I would like to add a new column between each of the date columns, with the interpolated value using the previous and next value to get a month value.
data = [['Jane', 10,11,45,66,21], ['John',11,55,34,44,22],['Tom',23,43,12,11,44]]
df = pd.DataFrame(data, columns = ['Name', '09-Aug', '02-Sep','18-Oct','02-Nov','14-Dec'])
This returns the following:
In between each column after the first one, I would like to add one which contains the month preceding it, and the interpolated value based on the preceding and next column.
So eg:
I tried to first add a column between each one using the following code:
N = len(df.columns) #
for i in range(0,N): #
df.insert(i,'','',allow_duplicates=True)
But this only adds columns to the left of the table, not between each one. Once I had added the columns, I was thinking of writing a function to perform the linear interpolation.
Does anyone have a suggestion on the correct way around to tackle this?

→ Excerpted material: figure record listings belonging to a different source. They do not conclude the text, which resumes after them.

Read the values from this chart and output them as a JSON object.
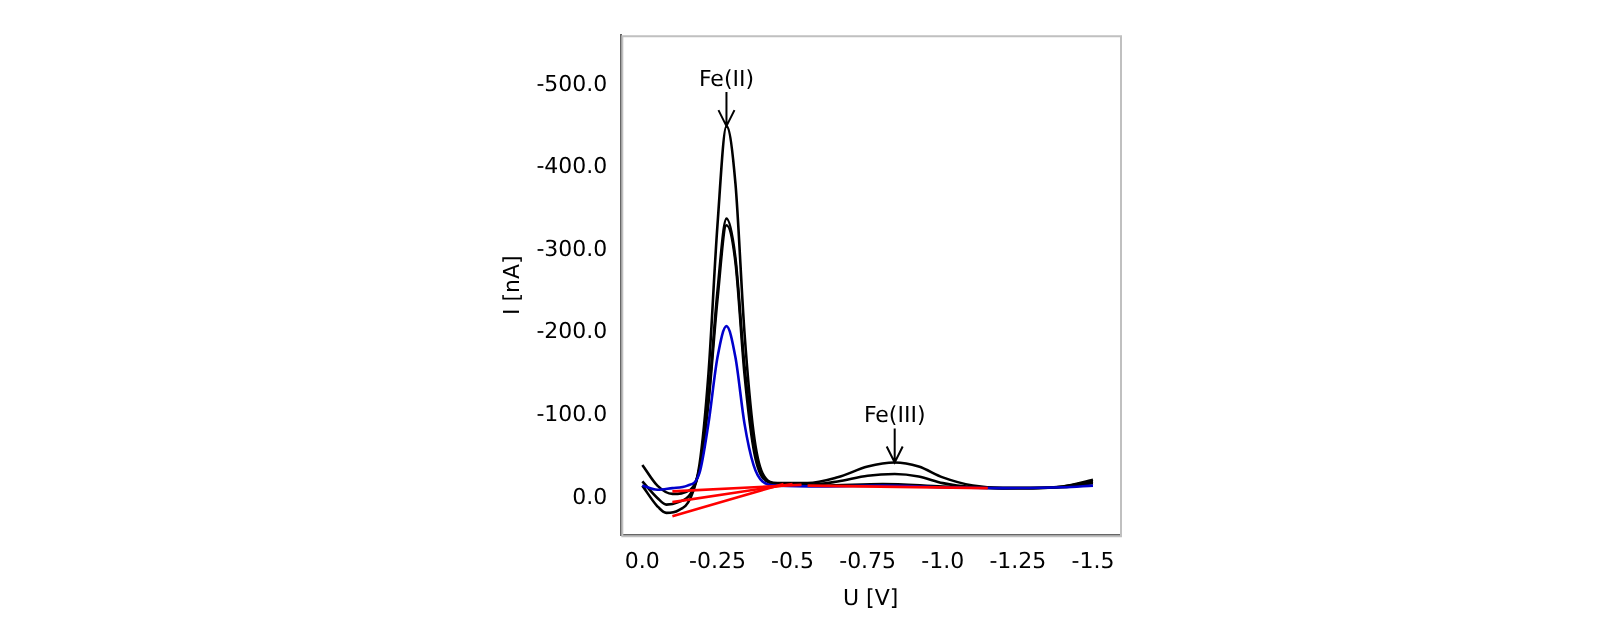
{
  "chart_data": {
    "type": "line",
    "xlabel": "U [V]",
    "ylabel": "I [nA]",
    "xlim": [
      0.07,
      -1.59
    ],
    "ylim": [
      45,
      -560
    ],
    "xticks": [
      {
        "value": 0,
        "label": "0.0"
      },
      {
        "value": -0.25,
        "label": "-0.25"
      },
      {
        "value": -0.5,
        "label": "-0.5"
      },
      {
        "value": -0.75,
        "label": "-0.75"
      },
      {
        "value": -1,
        "label": "-1.0"
      },
      {
        "value": -1.25,
        "label": "-1.25"
      },
      {
        "value": -1.5,
        "label": "-1.5"
      }
    ],
    "yticks": [
      {
        "value": 0,
        "label": "0.0"
      },
      {
        "value": -100,
        "label": "-100.0"
      },
      {
        "value": -200,
        "label": "-200.0"
      },
      {
        "value": -300,
        "label": "-300.0"
      },
      {
        "value": -400,
        "label": "-400.0"
      },
      {
        "value": -500,
        "label": "-500.0"
      }
    ],
    "grid": false,
    "legend": false,
    "marker": "none",
    "line_style": "solid",
    "annotations": [
      {
        "text": "Fe(II)",
        "x": -0.28,
        "y": -450
      },
      {
        "text": "Fe(III)",
        "x": -0.84,
        "y": -43
      }
    ],
    "series": [
      {
        "color": "#000000",
        "x": [
          0,
          -0.05,
          -0.08,
          -0.12,
          -0.16,
          -0.19,
          -0.22,
          -0.25,
          -0.28,
          -0.31,
          -0.34,
          -0.37,
          -0.4,
          -0.45,
          -0.55,
          -0.65,
          -0.75,
          -0.84,
          -0.92,
          -1,
          -1.1,
          -1.2,
          -1.3,
          -1.4,
          -1.5
        ],
        "values": [
          -15,
          10,
          18,
          15,
          0,
          -40,
          -150,
          -330,
          -450,
          -380,
          -200,
          -80,
          -30,
          -18,
          -18,
          -25,
          -38,
          -43,
          -38,
          -25,
          -15,
          -12,
          -12,
          -14,
          -22
        ]
      },
      {
        "color": "#000000",
        "x": [
          0,
          -0.05,
          -0.08,
          -0.12,
          -0.16,
          -0.19,
          -0.22,
          -0.25,
          -0.28,
          -0.31,
          -0.34,
          -0.37,
          -0.4,
          -0.45,
          -0.55,
          -0.65,
          -0.75,
          -0.84,
          -0.92,
          -1,
          -1.1,
          -1.2,
          -1.3,
          -1.4,
          -1.5
        ],
        "values": [
          -20,
          0,
          8,
          5,
          -5,
          -35,
          -120,
          -250,
          -338,
          -290,
          -160,
          -70,
          -28,
          -17,
          -16,
          -20,
          -27,
          -29,
          -26,
          -18,
          -13,
          -12,
          -12,
          -14,
          -20
        ]
      },
      {
        "color": "#000000",
        "x": [
          0,
          -0.05,
          -0.1,
          -0.16,
          -0.19,
          -0.22,
          -0.25,
          -0.28,
          -0.31,
          -0.34,
          -0.37,
          -0.4,
          -0.45,
          -0.6,
          -0.8,
          -1,
          -1.2,
          -1.4,
          -1.5
        ],
        "values": [
          -40,
          -15,
          -5,
          -10,
          -35,
          -115,
          -240,
          -330,
          -285,
          -150,
          -60,
          -25,
          -17,
          -15,
          -17,
          -14,
          -12,
          -13,
          -18
        ]
      },
      {
        "color": "#0000cc",
        "x": [
          0,
          -0.05,
          -0.1,
          -0.15,
          -0.19,
          -0.22,
          -0.25,
          -0.28,
          -0.31,
          -0.34,
          -0.37,
          -0.4,
          -0.45,
          -0.6,
          -0.8,
          -1,
          -1.2,
          -1.4,
          -1.5
        ],
        "values": [
          -15,
          -10,
          -12,
          -15,
          -30,
          -90,
          -170,
          -208,
          -170,
          -90,
          -40,
          -20,
          -15,
          -14,
          -15,
          -13,
          -12,
          -13,
          -15
        ]
      },
      {
        "color": "#ff0000",
        "x": [
          -0.1,
          -0.47
        ],
        "values": [
          22,
          -17
        ]
      },
      {
        "color": "#ff0000",
        "x": [
          -0.1,
          -0.5
        ],
        "values": [
          5,
          -17
        ]
      },
      {
        "color": "#ff0000",
        "x": [
          -0.1,
          -0.53
        ],
        "values": [
          -8,
          -16
        ]
      },
      {
        "color": "#ff0000",
        "x": [
          -0.55,
          -1.15
        ],
        "values": [
          -15,
          -12
        ]
      }
    ]
  }
}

CodePudding user response:
# Make Name your index, and Transpose:
df = df.set_index('Name').T
# Convert index to datetime:
df.index = pd.to_datetime(df.index, format='%d-%b')
# Create new values for each month:
new_index_vals = pd.date_range(df.index.min(), df.index.max(), freq='MS')
# Reindex, including these new values:
df = df.reindex(df.index.union(new_index_vals))
# Apply interpolation, accounting for time:
df = df.interpolate('time') # You can also choose just `linear` here~
# Convert back to original format, formatting month_starts differently:
df.index = np.where(df.index.is_month_start,
df.index.strftime('%B'),
df.index.strftime('%d-%b'))
# Transpose back to original format:
df = df.T.reset_index()
print(df.round(2))
Output:
Name 09-Aug September 02-Sep October 18-Oct November 02-Nov December 14-Dec
0 Jane 10.0 10.96 11.0 32.43 45.0 64.60 66.0 34.93 21.0
1 John 11.0 53.17 55.0 41.76 34.0 43.33 44.0 28.81 22.0
2 Tom 23.0 42.17 43.0 23.46 12.0 11.07 11.0 33.79 44.0
CodePudding user response:
from numpy import nan
import pandas
# Adding a few values
data = [['Jane', 10,11,45,66,21, 45, 70, 60, 80], ['John',11,55,34,44,22, 32, 24, 25, 45],['Tom',23,43,12,11,44, 77, 108, 24, 45]]
df = pd.DataFrame(data, columns = ['Name', '09-Aug', '02-Sep','18-Oct','02-Nov','14-Dec', 'TestDate1', 'TestDate2', 'TestDate3', 'TestDate4'])
df_c = df.drop('Name', axis=1)
for i in range(1, len(df.columns) len(df.columns)-3, 2):
df_c.insert(i, 'Interpolated', pd.Series([nan] * len(df.index)), allow_duplicates=True)
df[['Name']].join(df_c.interpolate(axis=1))
Now you could iterate over all 'Interpolated' columns and use your existing month short form from the left but without the number prefix. The first column would then be called 'Aug'.